Sous la houlette de Jean-Claude Trichet, la Banque centrale européenne a gagné en densité. Son rôle avait fait l'objet d'importantes divergences entre Paris et Berlin. Mais finalement, les experts s'accordent à dire qu'elle a bien rempli son rôle premier, celui de garant de la stabilité des prix.
« La BCE a un bilan impeccable quant à la lutte contre l’inflation », souligne Nicolas Véron, économiste à l'institut Bruegel à Bruxelles. « L’inflation est restée dans les limites souhaitée par la BCE et de manière très stable ». Le mandat a été rempli : en moyenne, l'inflation était de 2% dans la zone euro au cours des huit dernières années. Aujourd’hui, il manque une chose essentielle : la croissance.
Pour la croissance, contre le chômage
La première tâche qui attend Mario Draghi sera évidemment de sortir la zone euro de la crise de la dette. Il faut garantir la dette des pays de l’Europe du Sud. Mais il faudra également relever d’autres défis. A peine 1,5% de croissance en moyenne durant les huit dernières années en Europe, ce n'est pas suffisant pour faire face à la crise. Est-ce qu’on aura une croissance médiocre avec la hausse du chômage ?
En outre, le fossé s'est approfondi entre les pays de l'Europe du Nord, et les pays du Sud. La question se pose donc aujourd’hui sur la réorientation du système financier en Europe. « Il faut absolument empêcher sa domination sur les politiques économiques », estime Henri Sterdyniak, économiste à l'Observatoire français des conjonctures économiques. « Est-ce que Mario Draghi est le mieux placé pour cette tâche, nous le verrons très vite ».
Le vieux démon
Il faudra de l'énergie au nouveau gouverneur pour coordonner la lutte contre la contagion de la crise de la dette. Mais aussi du courage, car son vieux démon, Goldman Sachs, pourrait se rappeler à lui. Vice-président de la banque américaine de 2002 à 2005, Mario Draghi est soupçonné d'avoir couvert le maquillage des comptes grecs fait par Goldman Sachs quelques années auparavant, avant l'entrée de ce pays dans la zone euro.
Le verdict de Marc Roche, auteur du livre La banque : comment Goldman Sachs dirige le monde, est sans complaisance : « C’est le plus grand exemple de conflit d’intérêt ». Le nouveau gouverneur rejette sèchement ces critiques, mais ne peut les ignorer.

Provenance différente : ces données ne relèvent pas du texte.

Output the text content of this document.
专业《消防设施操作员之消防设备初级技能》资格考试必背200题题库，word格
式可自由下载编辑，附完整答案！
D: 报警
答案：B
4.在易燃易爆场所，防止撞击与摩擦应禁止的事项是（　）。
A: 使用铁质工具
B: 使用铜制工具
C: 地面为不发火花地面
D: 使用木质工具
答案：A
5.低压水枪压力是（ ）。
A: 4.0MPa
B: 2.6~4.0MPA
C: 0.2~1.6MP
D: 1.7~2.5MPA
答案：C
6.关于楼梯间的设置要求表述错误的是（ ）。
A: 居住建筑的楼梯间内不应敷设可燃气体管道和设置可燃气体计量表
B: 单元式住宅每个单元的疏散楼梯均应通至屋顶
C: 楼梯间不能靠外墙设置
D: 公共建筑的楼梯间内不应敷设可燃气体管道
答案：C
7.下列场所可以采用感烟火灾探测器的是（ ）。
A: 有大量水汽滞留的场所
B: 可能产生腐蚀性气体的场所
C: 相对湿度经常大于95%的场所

Vers plus de gouvernance économique
De ses années passées aux Etats-Unis, Mario Draghi a ramené une approche volontariste des problèmes. Il reste persuadé qu'en temps de crise, il faut employer des moyens « non conventionnels », ce qu’il a déclaré suite au sommet européen de Bruxelles le 26 octobre 2011.
Mais à ce stade, la BCE a déjà dépassé ses prérogatives en rachetant la dette des pays en difficulté. On l’a d’ailleurs reproché au gouverneur sortant, Jean-Claude Trichet. Il est évident qu’à l’avenir, il faudra élargir le mandat de la BCE pour aller vers plus de gouvernance économique en Europe.
Mais le moment est mal choisi. Il faudra sans doute réécrire les traités européens. Ce qui n’est pas une mince affaire, car chaque changement nécessite un référendum des peuples. Or, pour Henri Sterdyniak : « Il sera difficile de demander aux peuples plus d’Europe actuellement. Car l’Europe n’a pas un bon bilan en ce qui concerne la croissance et le chômage ».
Si la gouvernance économique et financière en Europe n'est pas pour demain, la question des euro-obligations revient régulièrement. L'idée est défendue par plusieurs dirigeants européens. Ces eurobonds, comme on les appelle couramment, pourraient financer de grands chantiers, effaçant au passage l'impression que la construction européenne ne rime qu'avec austérité.